A social worker called with a plea in April 2020, when the hospital was filled with COVID-19 patients, some so sick they were on ventilators. “I need your help with a family. Mom is in the ICU, intubated; her son died here 2 weeks ago of COVID and her daughters are overwhelmed, unable to visit because of restrictions. The staff anticipates extubating Elvira imminently, but she will be fragile and alone. When is the right time to tell Elvira that Tony died?”
That happened at the beginning of the COVID pandemic. I handled the case remotely with heroic help from overburdened nurses and doctors who were acting as medical staff, social workers, and substitute family to an isolated patient in the hospital. Such was the confusion with the new virus before vaccines and treatments.
The impact of pandemics: A historical perspective
Beginning in antiquity, there were pandemics that decimated populations. Before antibiotics, vaccines or awareness of microorganisms, people feared contagion and sought isolation from the sick. People also thought that those who recovered were less likely to fall ill again, and if they did get sick, the illness would be milder.
There is abundant documentation of bubonic plague outbreaks, such as the “Black Death” in the Middle Ages. The Spanish flu of 1918 struck down robust young Americans and spread worldwide. Although the bubonic plague was at the center of major infectious outbreaks, including the pandemic of the Justinian era (500s) and the Great Plague of London (1665-1666), other infectious diseases, untreatable at the time, prevailed simultaneously. Wars, world trade, unsanitary conditions, and urban crowding enhanced the spread. Pandemics shaped history. Some historians attribute the fall of the Roman Empire to unrelenting infectious disease carried in migratory battles.
Even in the earliest outbreaks, the poor populace died more readily than the well off, who had means to escape and seclude themselves from congested areas. Samuel Pepys, a diarist of the London Plague, was a famed businessman and government official; he wrote of seeing the suffering in his city, but he escaped to live with his wife in their country home.

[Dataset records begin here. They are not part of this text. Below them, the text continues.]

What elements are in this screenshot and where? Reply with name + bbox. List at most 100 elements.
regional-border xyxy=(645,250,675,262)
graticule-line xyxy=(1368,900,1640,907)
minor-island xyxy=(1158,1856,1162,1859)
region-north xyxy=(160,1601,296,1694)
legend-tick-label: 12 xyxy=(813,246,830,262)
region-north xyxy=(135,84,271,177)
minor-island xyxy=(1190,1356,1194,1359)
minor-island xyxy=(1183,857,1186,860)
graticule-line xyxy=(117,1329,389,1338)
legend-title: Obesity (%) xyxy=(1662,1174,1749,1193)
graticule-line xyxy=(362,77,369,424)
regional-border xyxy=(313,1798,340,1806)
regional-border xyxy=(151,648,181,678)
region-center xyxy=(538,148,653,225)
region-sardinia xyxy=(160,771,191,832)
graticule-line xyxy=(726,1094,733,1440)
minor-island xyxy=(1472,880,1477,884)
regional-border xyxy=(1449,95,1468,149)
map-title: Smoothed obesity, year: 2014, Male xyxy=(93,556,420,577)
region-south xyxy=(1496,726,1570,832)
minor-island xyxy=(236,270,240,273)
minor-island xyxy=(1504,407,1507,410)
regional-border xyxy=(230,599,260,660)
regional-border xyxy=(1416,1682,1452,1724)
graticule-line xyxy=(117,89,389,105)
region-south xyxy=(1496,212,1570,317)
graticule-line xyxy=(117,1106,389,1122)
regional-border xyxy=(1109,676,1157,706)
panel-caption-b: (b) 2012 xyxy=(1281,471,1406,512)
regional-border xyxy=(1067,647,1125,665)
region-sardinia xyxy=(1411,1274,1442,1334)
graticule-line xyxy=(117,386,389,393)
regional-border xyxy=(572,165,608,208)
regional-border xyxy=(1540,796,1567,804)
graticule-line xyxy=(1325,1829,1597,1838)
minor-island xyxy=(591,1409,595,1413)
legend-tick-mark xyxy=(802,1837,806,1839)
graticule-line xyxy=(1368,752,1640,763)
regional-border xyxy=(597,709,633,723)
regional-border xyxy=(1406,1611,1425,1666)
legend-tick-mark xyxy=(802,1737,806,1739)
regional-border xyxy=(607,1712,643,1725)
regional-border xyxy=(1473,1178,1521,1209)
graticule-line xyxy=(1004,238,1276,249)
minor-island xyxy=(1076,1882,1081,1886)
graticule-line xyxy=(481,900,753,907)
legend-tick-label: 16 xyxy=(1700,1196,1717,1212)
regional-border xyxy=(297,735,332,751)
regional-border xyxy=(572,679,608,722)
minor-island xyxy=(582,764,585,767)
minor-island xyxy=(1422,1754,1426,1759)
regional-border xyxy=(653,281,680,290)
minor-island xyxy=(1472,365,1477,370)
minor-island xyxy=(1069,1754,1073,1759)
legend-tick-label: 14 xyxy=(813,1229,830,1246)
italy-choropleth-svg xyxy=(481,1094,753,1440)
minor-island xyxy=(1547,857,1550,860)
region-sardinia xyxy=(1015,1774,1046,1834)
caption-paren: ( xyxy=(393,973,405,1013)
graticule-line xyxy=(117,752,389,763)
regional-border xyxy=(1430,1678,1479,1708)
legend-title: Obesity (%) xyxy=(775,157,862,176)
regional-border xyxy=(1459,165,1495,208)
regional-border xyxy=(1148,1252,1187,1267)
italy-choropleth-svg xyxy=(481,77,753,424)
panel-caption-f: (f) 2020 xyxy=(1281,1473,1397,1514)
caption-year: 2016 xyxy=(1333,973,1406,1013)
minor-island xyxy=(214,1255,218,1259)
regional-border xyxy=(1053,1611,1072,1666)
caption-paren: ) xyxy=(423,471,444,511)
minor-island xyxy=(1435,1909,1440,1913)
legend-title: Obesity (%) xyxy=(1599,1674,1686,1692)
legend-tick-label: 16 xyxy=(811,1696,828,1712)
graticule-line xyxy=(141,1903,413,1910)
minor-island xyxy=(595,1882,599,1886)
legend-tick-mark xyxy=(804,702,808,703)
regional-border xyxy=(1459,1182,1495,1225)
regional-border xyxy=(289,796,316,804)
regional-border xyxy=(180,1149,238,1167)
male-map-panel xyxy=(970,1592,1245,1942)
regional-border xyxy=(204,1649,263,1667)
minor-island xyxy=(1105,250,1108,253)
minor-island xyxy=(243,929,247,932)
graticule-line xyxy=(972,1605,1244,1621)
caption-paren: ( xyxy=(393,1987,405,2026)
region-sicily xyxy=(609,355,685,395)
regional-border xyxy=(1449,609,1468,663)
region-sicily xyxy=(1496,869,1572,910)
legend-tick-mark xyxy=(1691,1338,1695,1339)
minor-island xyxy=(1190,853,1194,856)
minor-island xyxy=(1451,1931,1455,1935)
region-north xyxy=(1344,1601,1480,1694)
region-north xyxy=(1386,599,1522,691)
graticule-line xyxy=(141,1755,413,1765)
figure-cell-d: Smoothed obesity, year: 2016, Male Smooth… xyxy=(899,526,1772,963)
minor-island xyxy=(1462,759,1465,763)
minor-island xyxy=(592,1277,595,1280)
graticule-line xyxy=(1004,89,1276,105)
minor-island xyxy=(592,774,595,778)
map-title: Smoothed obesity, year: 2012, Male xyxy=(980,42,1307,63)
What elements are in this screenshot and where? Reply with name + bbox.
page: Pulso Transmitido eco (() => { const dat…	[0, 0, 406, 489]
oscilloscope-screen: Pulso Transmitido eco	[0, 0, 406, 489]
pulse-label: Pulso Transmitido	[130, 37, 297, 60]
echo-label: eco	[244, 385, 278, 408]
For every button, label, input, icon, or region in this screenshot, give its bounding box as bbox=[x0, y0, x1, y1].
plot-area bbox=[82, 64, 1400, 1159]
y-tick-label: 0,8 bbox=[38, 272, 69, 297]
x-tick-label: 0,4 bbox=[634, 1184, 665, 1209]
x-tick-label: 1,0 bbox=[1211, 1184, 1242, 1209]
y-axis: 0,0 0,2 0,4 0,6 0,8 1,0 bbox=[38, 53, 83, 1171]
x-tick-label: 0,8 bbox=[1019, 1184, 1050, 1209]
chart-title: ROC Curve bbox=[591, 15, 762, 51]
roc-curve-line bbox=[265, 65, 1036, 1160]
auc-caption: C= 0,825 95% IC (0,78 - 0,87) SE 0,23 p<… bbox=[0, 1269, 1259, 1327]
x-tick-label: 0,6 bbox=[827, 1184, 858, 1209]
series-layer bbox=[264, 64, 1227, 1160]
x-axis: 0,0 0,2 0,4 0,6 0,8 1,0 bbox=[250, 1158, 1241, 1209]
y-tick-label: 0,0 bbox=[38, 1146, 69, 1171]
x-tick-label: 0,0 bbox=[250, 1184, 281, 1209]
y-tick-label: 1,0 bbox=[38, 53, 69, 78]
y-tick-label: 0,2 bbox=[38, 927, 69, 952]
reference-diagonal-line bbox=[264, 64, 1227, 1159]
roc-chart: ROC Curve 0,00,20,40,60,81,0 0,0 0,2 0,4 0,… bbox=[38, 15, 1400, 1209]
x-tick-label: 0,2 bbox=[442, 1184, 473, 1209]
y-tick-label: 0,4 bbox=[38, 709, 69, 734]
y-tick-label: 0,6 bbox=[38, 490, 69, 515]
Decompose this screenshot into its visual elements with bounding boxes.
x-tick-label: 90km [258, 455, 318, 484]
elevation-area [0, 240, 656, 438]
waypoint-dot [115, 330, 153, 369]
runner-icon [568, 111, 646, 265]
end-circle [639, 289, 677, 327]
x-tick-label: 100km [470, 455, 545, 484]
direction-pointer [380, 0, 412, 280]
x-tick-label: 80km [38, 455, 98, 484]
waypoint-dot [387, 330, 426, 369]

What Samuel Pepys wrote of London during the Plague can apply to the early period of the COVID pandemic: “How few people I see, and those looking like people that had taken leave of the world.”
There are lurid descriptions of the chaos of pandemics, especially of the Black Death and the Plague of London. First published in 1722, Daniel Defoe’s “A Journal of the Plague Year” describes the suffering of the sick that included people abandoning the afflicted and others running rampant with delirium in the streets, screaming in pain. City officials took cruel measures that they considered necessary, such as locking away families in their homes, sick and well together, when an individual member showed symptoms. The Middle Ages saw deadly anti-Semitism. During the Black Death, fanatics murdered Jews in the belief that they brought on the pestilence. Ignorance created panic.
As happens in tragedy, there was also bravery. Some stayed to tend to the sick; charities provided food for poor people during the London Plague.